MinRes and Arc Infrastructure said the train derailed early on Sunday morning, south of Norseman, as it was returning to the mine from Esperance.
Around 30 empty iron ore wagons derailed. The train comprised 106 wagons. There was damage to some of the wagons, but not MinRes' locomotives and no one was injured.
It was the second iron ore train to derail in Western Australia in just six days, following BHP's forced derailment last Monday.
MinRes said initial investigations into the incident indicated all safe train operating procedures were followed at all times, but a full investigation is underway.
At this stage, it appears localised heavy rains and flash flooding washed out some ballast from under a small section of the track.

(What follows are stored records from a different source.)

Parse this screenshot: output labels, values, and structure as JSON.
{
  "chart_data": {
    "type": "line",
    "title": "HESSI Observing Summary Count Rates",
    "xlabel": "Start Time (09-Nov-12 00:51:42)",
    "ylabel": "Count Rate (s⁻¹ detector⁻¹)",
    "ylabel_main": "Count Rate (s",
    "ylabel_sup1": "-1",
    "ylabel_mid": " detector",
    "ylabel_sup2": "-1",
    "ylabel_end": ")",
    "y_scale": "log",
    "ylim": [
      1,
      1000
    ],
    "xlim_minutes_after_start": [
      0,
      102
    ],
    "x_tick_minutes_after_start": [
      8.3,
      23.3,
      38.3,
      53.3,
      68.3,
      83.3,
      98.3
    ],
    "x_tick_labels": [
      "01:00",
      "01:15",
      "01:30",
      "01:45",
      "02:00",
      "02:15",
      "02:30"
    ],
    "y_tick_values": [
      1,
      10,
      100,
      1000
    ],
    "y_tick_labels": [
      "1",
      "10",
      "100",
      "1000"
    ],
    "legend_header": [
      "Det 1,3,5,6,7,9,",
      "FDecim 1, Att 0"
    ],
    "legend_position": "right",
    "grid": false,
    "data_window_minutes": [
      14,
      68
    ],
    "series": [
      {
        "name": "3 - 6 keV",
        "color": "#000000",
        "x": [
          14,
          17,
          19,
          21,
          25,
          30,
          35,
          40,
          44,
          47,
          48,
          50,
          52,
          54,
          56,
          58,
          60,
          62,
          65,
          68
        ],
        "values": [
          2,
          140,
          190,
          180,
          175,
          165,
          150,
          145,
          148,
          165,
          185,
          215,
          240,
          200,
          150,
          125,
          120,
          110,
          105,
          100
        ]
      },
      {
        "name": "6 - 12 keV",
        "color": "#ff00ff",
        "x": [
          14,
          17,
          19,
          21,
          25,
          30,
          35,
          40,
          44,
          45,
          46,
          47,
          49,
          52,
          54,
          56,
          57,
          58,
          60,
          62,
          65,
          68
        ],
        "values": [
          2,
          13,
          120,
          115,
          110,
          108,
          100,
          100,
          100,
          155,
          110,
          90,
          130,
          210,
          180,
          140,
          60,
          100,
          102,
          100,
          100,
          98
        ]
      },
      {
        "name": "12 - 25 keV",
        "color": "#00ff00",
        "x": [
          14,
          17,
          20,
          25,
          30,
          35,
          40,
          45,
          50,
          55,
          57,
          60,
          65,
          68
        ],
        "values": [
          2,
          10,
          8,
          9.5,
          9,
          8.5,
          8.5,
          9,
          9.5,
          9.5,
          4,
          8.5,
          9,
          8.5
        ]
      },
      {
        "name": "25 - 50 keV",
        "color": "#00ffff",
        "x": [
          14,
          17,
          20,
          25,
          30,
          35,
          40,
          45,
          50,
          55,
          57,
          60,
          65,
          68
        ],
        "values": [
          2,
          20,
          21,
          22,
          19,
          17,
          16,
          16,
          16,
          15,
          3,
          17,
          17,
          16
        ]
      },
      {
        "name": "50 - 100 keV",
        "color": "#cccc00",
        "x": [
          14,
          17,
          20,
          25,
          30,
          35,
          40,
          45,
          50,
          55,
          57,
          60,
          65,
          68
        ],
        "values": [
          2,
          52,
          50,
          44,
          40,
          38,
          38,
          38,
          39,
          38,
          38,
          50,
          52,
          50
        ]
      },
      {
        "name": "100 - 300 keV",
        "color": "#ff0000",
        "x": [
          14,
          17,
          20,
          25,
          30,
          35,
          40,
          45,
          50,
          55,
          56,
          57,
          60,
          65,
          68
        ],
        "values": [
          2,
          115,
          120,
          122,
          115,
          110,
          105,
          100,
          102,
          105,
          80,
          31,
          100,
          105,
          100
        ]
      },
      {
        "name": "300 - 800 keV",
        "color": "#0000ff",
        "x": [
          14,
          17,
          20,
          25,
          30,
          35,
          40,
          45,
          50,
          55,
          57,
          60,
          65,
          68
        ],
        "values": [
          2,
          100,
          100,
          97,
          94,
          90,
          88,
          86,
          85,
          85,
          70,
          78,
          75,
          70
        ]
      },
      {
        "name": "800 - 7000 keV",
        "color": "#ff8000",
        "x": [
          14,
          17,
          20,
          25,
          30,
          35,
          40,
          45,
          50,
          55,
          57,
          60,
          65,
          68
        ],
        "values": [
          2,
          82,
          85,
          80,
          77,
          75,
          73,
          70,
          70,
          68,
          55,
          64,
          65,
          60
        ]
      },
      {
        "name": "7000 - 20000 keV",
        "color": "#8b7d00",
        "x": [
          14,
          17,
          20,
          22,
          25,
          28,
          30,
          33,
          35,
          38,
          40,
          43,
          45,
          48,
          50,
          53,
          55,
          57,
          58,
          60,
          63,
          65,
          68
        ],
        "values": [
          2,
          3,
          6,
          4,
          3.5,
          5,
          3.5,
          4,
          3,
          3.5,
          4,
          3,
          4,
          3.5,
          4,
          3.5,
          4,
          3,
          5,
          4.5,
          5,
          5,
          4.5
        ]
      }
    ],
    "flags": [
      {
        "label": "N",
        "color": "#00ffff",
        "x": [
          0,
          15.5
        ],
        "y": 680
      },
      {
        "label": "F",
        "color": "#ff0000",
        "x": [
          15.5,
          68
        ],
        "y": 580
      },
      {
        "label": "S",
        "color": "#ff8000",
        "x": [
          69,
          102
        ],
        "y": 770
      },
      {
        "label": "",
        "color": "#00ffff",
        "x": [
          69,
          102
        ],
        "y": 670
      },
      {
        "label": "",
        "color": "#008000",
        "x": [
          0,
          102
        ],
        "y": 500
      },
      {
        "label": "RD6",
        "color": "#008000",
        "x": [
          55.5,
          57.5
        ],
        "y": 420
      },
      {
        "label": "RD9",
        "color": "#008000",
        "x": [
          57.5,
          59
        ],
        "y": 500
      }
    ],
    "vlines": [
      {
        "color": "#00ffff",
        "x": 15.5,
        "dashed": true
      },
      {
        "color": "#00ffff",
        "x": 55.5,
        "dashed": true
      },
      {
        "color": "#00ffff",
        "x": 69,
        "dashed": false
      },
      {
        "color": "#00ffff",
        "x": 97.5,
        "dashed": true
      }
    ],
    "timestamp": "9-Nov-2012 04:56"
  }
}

MinRes is working with Arc, the owner and operator of the track, to assess the damage and how long repairs will take, but it is expected to open within days. The company does not expect the incident to have a material impact on Koolyanobbing.
MinRes managing director Chris Ellison said haulage would be resumed once the company received confirmation the track was repaired.
"Most importantly, no one was injured," he said. "Mineral Resources continually reviews its operating procedures to ensure we maintain a safe work place and achieve our safety objectives."
The train left Koolyanobbing on November 7, carrying the maiden load of 7,488t of iron ore fines since MinRes acquired the mine from Cleveland-Cliffs three months ago.
The company will start stockpiling ore at the port ahead of the first shipment, expected within four weeks.
Koolyanobbing produced 92,000t of iron ore in the September quarter. MinRes expects the mine to produce 6-6.25 million tonnes of iron ore per annum.